近在咫尺,她才发现阿娘又平添了许多皱纹,颧骨也高高凸起,已不似以前矍铄了。
她心揪了一下,泪眼闪烁道:“岚儿知道,门后老树朝西五步后,是阿娘的命根子。”
阿娘用粗粝的手指为她抹去泪痕,将她搂入怀中,疼惜道:“阿娘知道你自小善良纯真,被阿娘惯得像个小泼猴似的。岚儿啊,凡事莫强求,该你的总是你的,不该你的也消受不起。你对谁都没防备心,阿娘真怕……”
老人哽咽了,瞳仁瞬间又被泪水遮蔽。
“阿娘,岚儿还有萧郎君和云郎君保护呢,尤其是云郎君,他可是很厉害的,一定会保护好岚儿的。
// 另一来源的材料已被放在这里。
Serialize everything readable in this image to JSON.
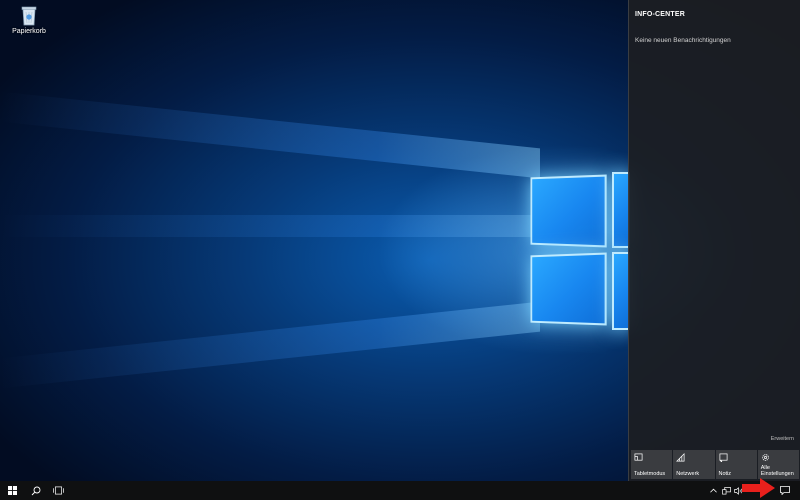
{
  "desktop": {
    "icons": [
      {
        "label": "Papierkorb",
        "icon": "recycle-bin-icon"
      }
    ]
  },
  "action_center": {
    "title": "INFO-CENTER",
    "empty_message": "Keine neuen Benachrichtigungen",
    "expand_label": "Erweitern",
    "quick_actions": [
      {
        "label": "Tabletmodus",
        "icon": "tablet-mode-icon"
      },
      {
        "label": "Netzwerk",
        "icon": "network-icon"
      },
      {
        "label": "Notiz",
        "icon": "note-icon"
      },
      {
        "label": "Alle Einstellungen",
        "icon": "gear-icon"
      }
    ]
  },
  "taskbar": {
    "start_icon": "windows-logo-icon",
    "search_icon": "search-icon",
    "task_view_icon": "task-view-icon",
    "tray": [
      "chevron-up-icon",
      "network-tray-icon",
      "volume-icon",
      "notification-icon"
    ]
  },
  "annotation": {
    "color": "#e8201c",
    "shape": "arrow-right"
  },
  "colors": {
    "accent": "#1e8ef5",
    "panel_bg": "#1c1e22",
    "tile_bg": "#3a3c40",
    "taskbar_bg": "#0f1011"
  }
}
”
老人想再嘱咐些什么,却如鲠在喉。
罢了,儿孙自有儿孙福,是福是祸,总要经历了才知道啊。
昏暗的堂屋里,墙上黑污斑驳,空气中四处弥漫着一股破旧的味道。
陈玲跪伏在地上,被一个巨大的黑影笼罩着。
那黑影恶狠狠手持竹条,仿佛要吞吃了她。
“唰!”
“唰!”
竹条在空气中挥舞着,抽在皮肤上,发出闷闷的响声。
她将背高高隆起,紧咬牙关,尽量一声不吭。
不能让邻居听到,她心里如是想。
不能让她建立的光洁形象遭受一丝不堪。
夜很长很长,黑影打完了,上前又猛踢一脚,这才过瘾地扔下竹条,狠狠警告道:“下次再让我发现你没在家干活,小心我抽死你。”
她颤栗着躺在地上,目光里尽是绝望。
她用余光瞥见门口,一个妇人带着她年幼的弟弟,正冷冷旁观着。
她抿着嘴唇,眼泪滚烫滑出,一颗颗完整落在尘土上。
她无声地抽噎着,心里不甘与愤懑的花朵蓬勃绽放。
凭什么,阿岚家就她一个女孩。
凭什么,她可以有母亲的爱,有萧郎君的关怀,现在又来了个郎君朝夕陪伴。
她为什么不死在狼堆里,要活着回来。
想到阿岚居然可以死里逃生,陈玲脑海里灵光一闪。
看来护她的这位郎君,怕是身手不凡,说不定来历显贵。
阿岚什么都不会,根本不配这样的郎君。
陈玲好似看到了希望,她紧紧咬着下唇,心里开始默默盘算起来。
野味有了,下一步便是烹煮。
不知为何,阿岚心里很是期待这一刻。
一大早她便心情愉悦,开始拾柴摘菜。
手脚边忙活着,边哼着小曲,也不知道是自己馋了还是约了萧容,所以才这般雀跃。
锅台上水汽氤氲,那火苗随着小曲儿的音调窜高窜低。
阿岚把锅盖掀起,水已经沸腾了,泡泡不停地冒起。
她用发烫的小手搓搓耳垂,扭头就喊:“云熙,云熙!水开啦!”
不一会儿,少年从屋后钻出来,一头墨发上还挂着飞禽羽毛,手里拎着只被掏空脏腑的野鸡,俊朗眉眼间尽是嫌弃。
这狼狈样,很难把他和高傲矜贵的云熙划上等号。
他低沉着脸快速挪至锅台边,把鸡栽进开水盆里,溅起的水花儿跳到他手背,好似幸灾乐祸。